An Editorial Cartoonist Shares His Paper Process
After reading the day’s news and talking with colleagues, Siers begins sketching early ideas on a notepad or scrap paper.
“It’s mainly a place to collect thoughts, put random scribbles down,” he said. “It’s not so much recognizable yet as an object or an image, but just trying to capture an idea.” As an editorial cartoonist, all of Siers’ ideas relate to current events and issues.
As a concept emerges, he’ll sometimes take multiple sketches and layer them on a light table to see how the pieces come together.
“I know it can be done on the computer,” he said, “but this is how I learned to draw.”

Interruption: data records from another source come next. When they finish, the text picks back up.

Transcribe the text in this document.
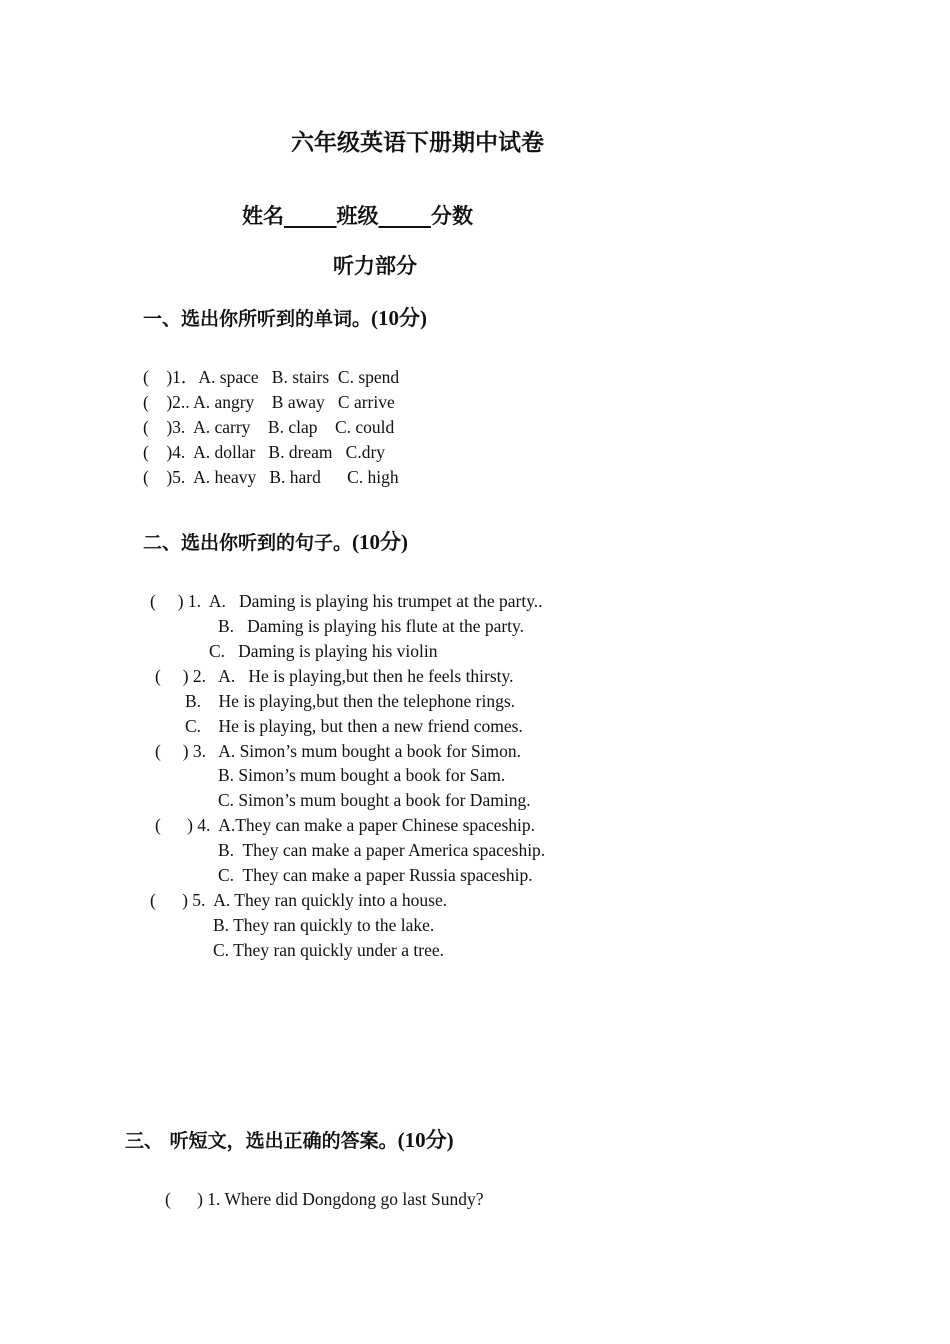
六年级英语下册期中试卷
姓名_____班级_____分数
听力部分
一、选出你所听到的单词。(10分)
(    )1．A. space   B. stairs  C. spend
(    )2.. A. angry    B away   C arrive
(    )3.  A. carry    B. clap    C. could
(    )4.  A. dollar   B. dream   C.dry
(    )5.  A. heavy   B. hard      C. high
二、选出你听到的句子。(10分)
(     ) 1.  A.   Daming is playing his trumpet at the party..
B.   Daming is playing his flute at the party.
C.   Daming is playing his violin
(     ) 2.   A.   He is playing,but then he feels thirsty.
B.    He is playing,but then the telephone rings.
C.    He is playing, but then a new friend comes.
(     ) 3.   A. Simon’s mum bought a book for Simon.
B. Simon’s mum bought a book for Sam.
C. Simon’s mum bought a book for Daming.
(      ) 4.  A.They can make a paper Chinese spaceship.
B.  They can make a paper America spaceship.
C.  They can make a paper Russia spaceship.
(      ) 5.  A. They ran quickly into a house.
B. They ran quickly to the lake.
C. They ran quickly under a tree.
三、 听短文，选出正确的答案。(10分)
(      ) 1. Where did Dongdong go last Sundy?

It’s true that many of his counterparts at publications across the country now use drawing software, but Siers says he still enjoys the feel, look and sound of creating his work on paper.
“It’s a very tactile experience,” he said. “I’ve tried using a tablet, but it’s just not the same. With the pencil, then pens and brushes, I like pushing down on them. There’s a certain weight on a line with how you push and pull on it. When you’re drawing that perfect line, you feel it as you draw it.”
He begins with pencil on paper, then moves to a pen. Each cartoon is then finished with watercolor brushes dipped in India ink. It can be a messy process that leaves him with ink on his fingers, graphite on his palms and, occasionally, a spot on the carpet.
For someone like Siers, a journalist and an artist, paper is the perfect medium.
“I have something to say, and this is a unique way to get my voice out there,” he said.